Isso mostra que o WhatsApp está no caminho certo e que as sua atuação deve servir de parâmetro para os concorrentes. A discussão no Congresso Nacional sobre mensageria é basicamente pensada para o WhatsApp, que nunca se furtou a participar do debate. Eu não gostaria de comentar especificamente o que levou o Alexandre de Moraes a tomar essa decisão porque envolve práticas de outra plataforma.

O WhatsApp não cobra do usuário e não monetiza as conversas na forma de publicidade. Como faz para ganhar dinheiro?
A principal forma de monetização é a ferramenta Business API, que atende grandes empresas (bancos, aéreas, atacadistas) e substitui os call centers de uma maneira mais eficiente. O usuário prefere fazer uma interação com a empresa por meio de chatbots e ferramentas que são mais ágeis que o e-mail e a ligação telefônica. É um espaço legítimo de negócios e que permite conversas e atendimento em escala.Para desenvolver essas soluções, geramos um valor que é pago pelas empresas.

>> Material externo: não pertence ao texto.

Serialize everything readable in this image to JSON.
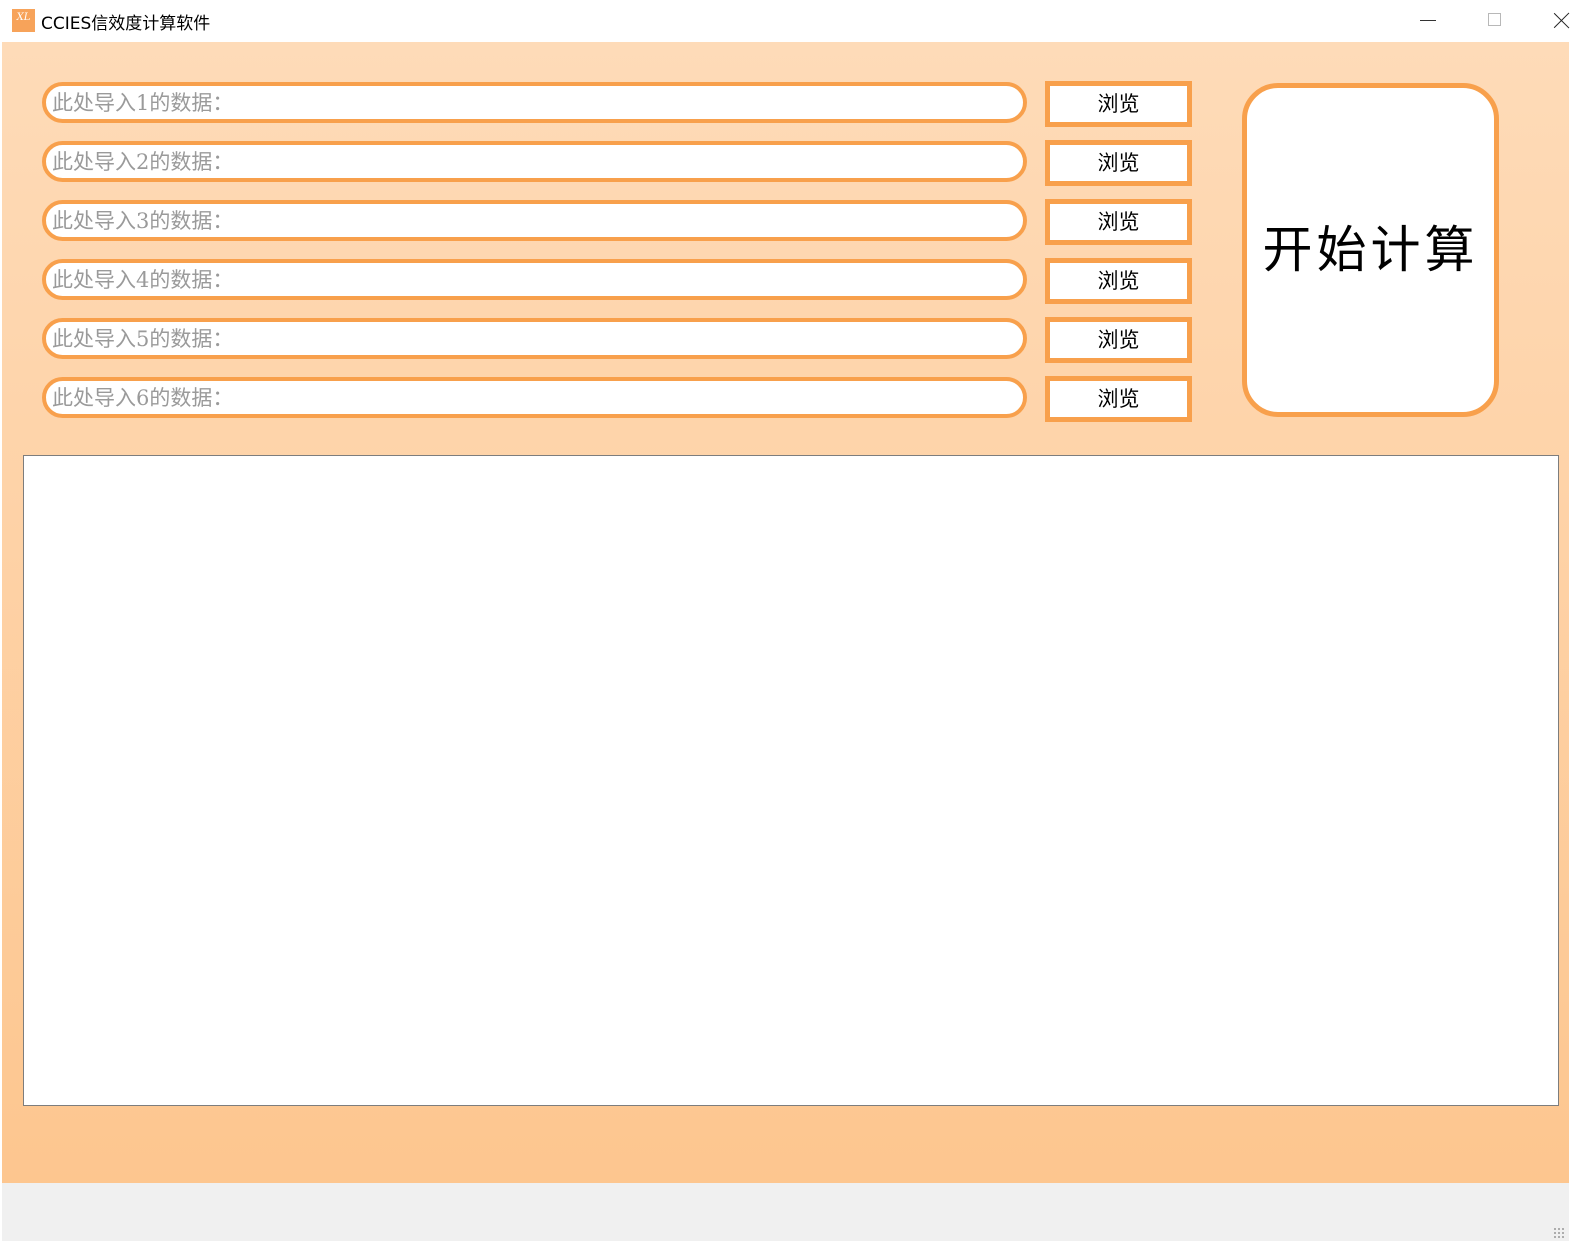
{
  "window": {
    "title": "CCIES信效度计算软件",
    "icon_text": "XL",
    "controls": [
      "minimize-icon",
      "maximize-icon",
      "close-icon"
    ]
  },
  "inputs": [
    {
      "placeholder": "此处导入1的数据：",
      "value": "",
      "browse_label": "浏览"
    },
    {
      "placeholder": "此处导入2的数据：",
      "value": "",
      "browse_label": "浏览"
    },
    {
      "placeholder": "此处导入3的数据：",
      "value": "",
      "browse_label": "浏览"
    },
    {
      "placeholder": "此处导入4的数据：",
      "value": "",
      "browse_label": "浏览"
    },
    {
      "placeholder": "此处导入5的数据：",
      "value": "",
      "browse_label": "浏览"
    },
    {
      "placeholder": "此处导入6的数据：",
      "value": "",
      "browse_label": "浏览"
    }
  ],
  "start_button": {
    "label": "开始计算"
  },
  "output": {
    "text": ""
  },
  "colors": {
    "accent": "#f8a04c",
    "background_top": "#fedbb8",
    "background_bottom": "#fdc68f",
    "placeholder_text": "#9a9a9a"
  }
}
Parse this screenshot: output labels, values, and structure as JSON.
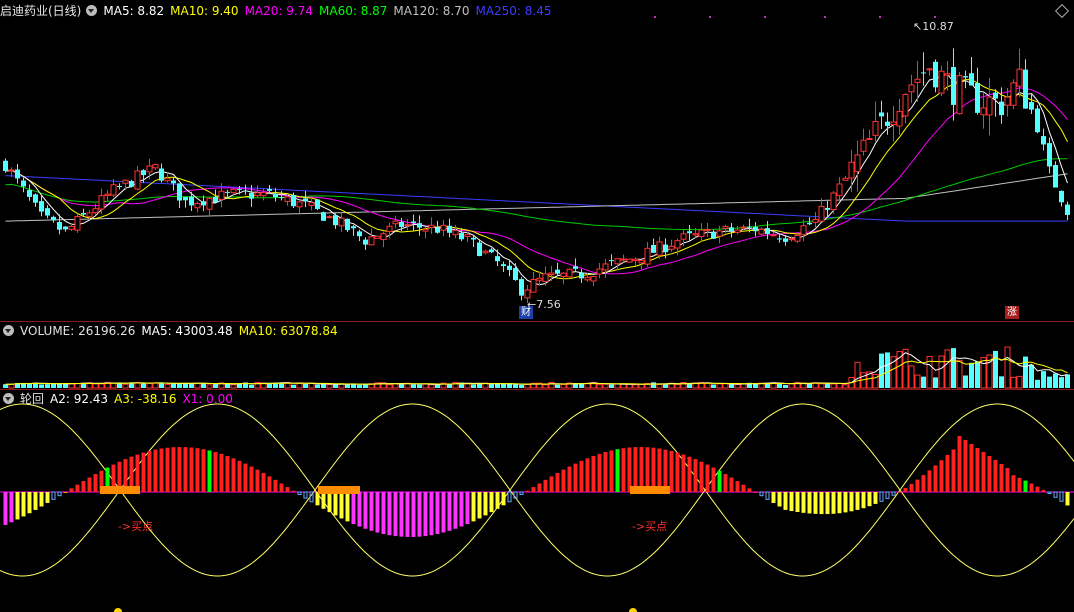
{
  "colors": {
    "up": "#ff3232",
    "down": "#54ffff",
    "ma5": "#ffffff",
    "ma10": "#ffff00",
    "ma20": "#ff00ff",
    "ma60": "#00cc00",
    "ma120": "#c0c0c0",
    "ma250": "#3c3cff",
    "separator": "#8b1a1a"
  },
  "header": {
    "title": "启迪药业(日线)",
    "ma5": "MA5: 8.82",
    "ma10": "MA10: 9.40",
    "ma20": "MA20: 9.74",
    "ma60": "MA60: 8.87",
    "ma120": "MA120: 8.70",
    "ma250": "MA250: 8.45"
  },
  "volume_header": {
    "label": "VOLUME: 26196.26",
    "ma5": "MA5: 43003.48",
    "ma10": "MA10: 63078.84"
  },
  "cycle_header": {
    "label": "轮回",
    "a2": "A2: 92.43",
    "a3": "A3: -38.16",
    "x1": "X1: 0.00"
  },
  "annotations": {
    "high": "10.87",
    "low": "7.56",
    "badge_finance": "财",
    "badge_rise": "涨",
    "buy1": "->买点",
    "buy2": "->买点"
  },
  "chart_data": {
    "type": "candlestick",
    "price_range": [
      7.3,
      11.2
    ],
    "anchors": [
      [
        0,
        9.3
      ],
      [
        6,
        8.6
      ],
      [
        10,
        8.4
      ],
      [
        18,
        8.95
      ],
      [
        25,
        9.25
      ],
      [
        30,
        8.8
      ],
      [
        38,
        8.9
      ],
      [
        44,
        8.9
      ],
      [
        50,
        8.75
      ],
      [
        55,
        8.55
      ],
      [
        60,
        8.3
      ],
      [
        66,
        8.5
      ],
      [
        72,
        8.45
      ],
      [
        77,
        8.3
      ],
      [
        82,
        8.0
      ],
      [
        86,
        7.65
      ],
      [
        90,
        7.8
      ],
      [
        96,
        7.85
      ],
      [
        102,
        8.0
      ],
      [
        108,
        8.15
      ],
      [
        112,
        8.3
      ],
      [
        118,
        8.4
      ],
      [
        125,
        8.45
      ],
      [
        130,
        8.35
      ],
      [
        135,
        8.55
      ],
      [
        140,
        9.1
      ],
      [
        145,
        9.7
      ],
      [
        150,
        10.3
      ],
      [
        154,
        10.6
      ],
      [
        158,
        10.3
      ],
      [
        162,
        10.15
      ],
      [
        166,
        10.1
      ],
      [
        169,
        10.4
      ],
      [
        172,
        9.8
      ],
      [
        174,
        9.2
      ],
      [
        177,
        8.7
      ]
    ],
    "volume_range": [
      0,
      100000
    ],
    "volume_last": 26196.26,
    "volume_ma5": 43003.48,
    "volume_ma10": 63078.84,
    "cycle_values": {
      "A2": 92.43,
      "A3": -38.16,
      "X1": 0.0
    }
  }
}
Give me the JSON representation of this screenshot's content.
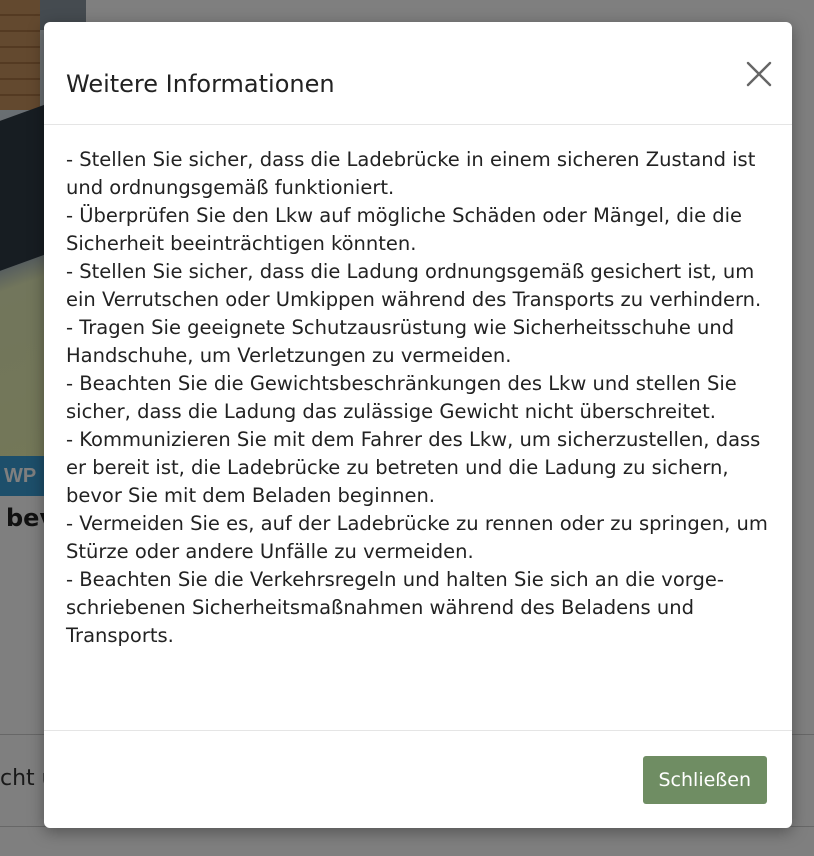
{
  "background": {
    "logo_text": "WP",
    "title_fragment": "bev",
    "footer_fragment": "cht u"
  },
  "modal": {
    "title": "Weitere Informationen",
    "close_icon": "close-icon",
    "body_lines": [
      "- Stellen Sie sicher, dass die Ladebrücke in einem sicheren Zustand ist und ordnungsgemäß funktioniert.",
      "- Überprüfen Sie den Lkw auf mögliche Schäden oder Mängel, die die Sicherheit beeinträchtigen könnten.",
      "- Stellen Sie sicher, dass die Ladung ordnungsgemäß gesichert ist, um ein Verrutschen oder Umkippen während des Transports zu verhindern.",
      "- Tragen Sie geeignete Schutzausrüstung wie Sicherheitsschuhe und Handschuhe, um Verletzungen zu vermeiden.",
      "- Beachten Sie die Gewichtsbeschränkungen des Lkw und stellen Sie sicher, dass die Ladung das zulässige Gewicht nicht überschrei­tet.",
      "- Kommunizieren Sie mit dem Fahrer des Lkw, um sicherzustellen, dass er bereit ist, die Ladebrücke zu betreten und die Ladung zu si­chern, bevor Sie mit dem Beladen beginnen.",
      "- Vermeiden Sie es, auf der Ladebrücke zu rennen oder zu sprin­gen, um Stürze oder andere Unfälle zu vermeiden.",
      "- Beachten Sie die Verkehrsregeln und halten Sie sich an die vorge­schriebenen Sicherheitsmaßnahmen während des Beladens und Transports."
    ],
    "footer_button_label": "Schließen",
    "footer_button_color": "#6f8d63"
  }
}
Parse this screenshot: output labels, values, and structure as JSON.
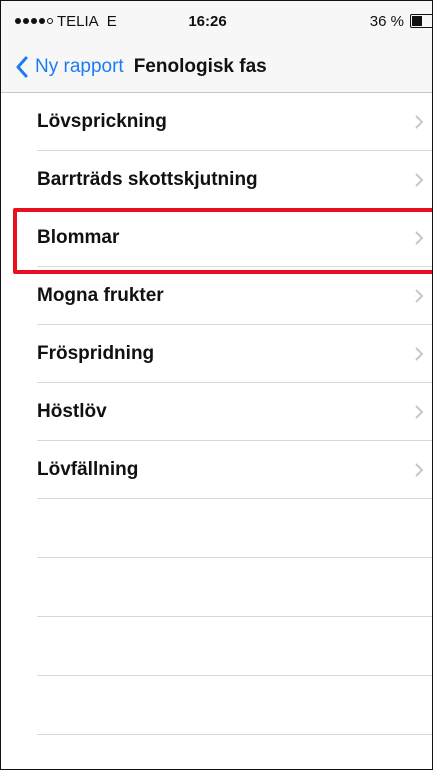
{
  "status_bar": {
    "signal_dots_filled": 4,
    "signal_dots_total": 5,
    "carrier": "TELIA",
    "network": "E",
    "time": "16:26",
    "battery_text": "36 %",
    "battery_level": 0.36
  },
  "nav": {
    "back_label": "Ny rapport",
    "title": "Fenologisk fas"
  },
  "list": {
    "items": [
      {
        "label": "Lövsprickning"
      },
      {
        "label": "Barrträds skottskjutning"
      },
      {
        "label": "Blommar"
      },
      {
        "label": "Mogna frukter"
      },
      {
        "label": "Fröspridning"
      },
      {
        "label": "Höstlöv"
      },
      {
        "label": "Lövfällning"
      }
    ],
    "highlighted_index": 2
  },
  "colors": {
    "accent": "#1c7cf4",
    "highlight": "#e8101c",
    "separator": "#d8d8dc",
    "chevron": "#c7c7cc"
  }
}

A que você atribui a enorme adesão dos brasileiros ao WhatsApp?
O produto é muito simples, intuitivo e seguro, além de gratuito. Isso se reflete em universalização e democratização do uso. Ele pode ser acessado em qualquer lugar do País onde haja internet. Permite fazer até oito conexões simultâneas por vídeo, gratuitamente e ilimitadas. Isso foi rapidamente percebido pelos brasileiros para fins de trabalho, de atendimento por parte de profissionais de saúde, de alertas da defesa civil, de segurança pública, de pequenos negócios que estavam de portas fechadas na pandemia e conseguiam seguir funcionando pelo WhatsApp, muitos graças ao aplicativo Business, que permite manter o comércio ativo em um contato conversacional com o cliente. É o grande e-commerce da baixa renda. A plataforma entrou na cultura brasileira com muita força — e sabemos dessa responsabilidade. Por isso eu reforço a questão da rastreabilidade. Ela torna o WhatsApp menos seguro para os brasileiros.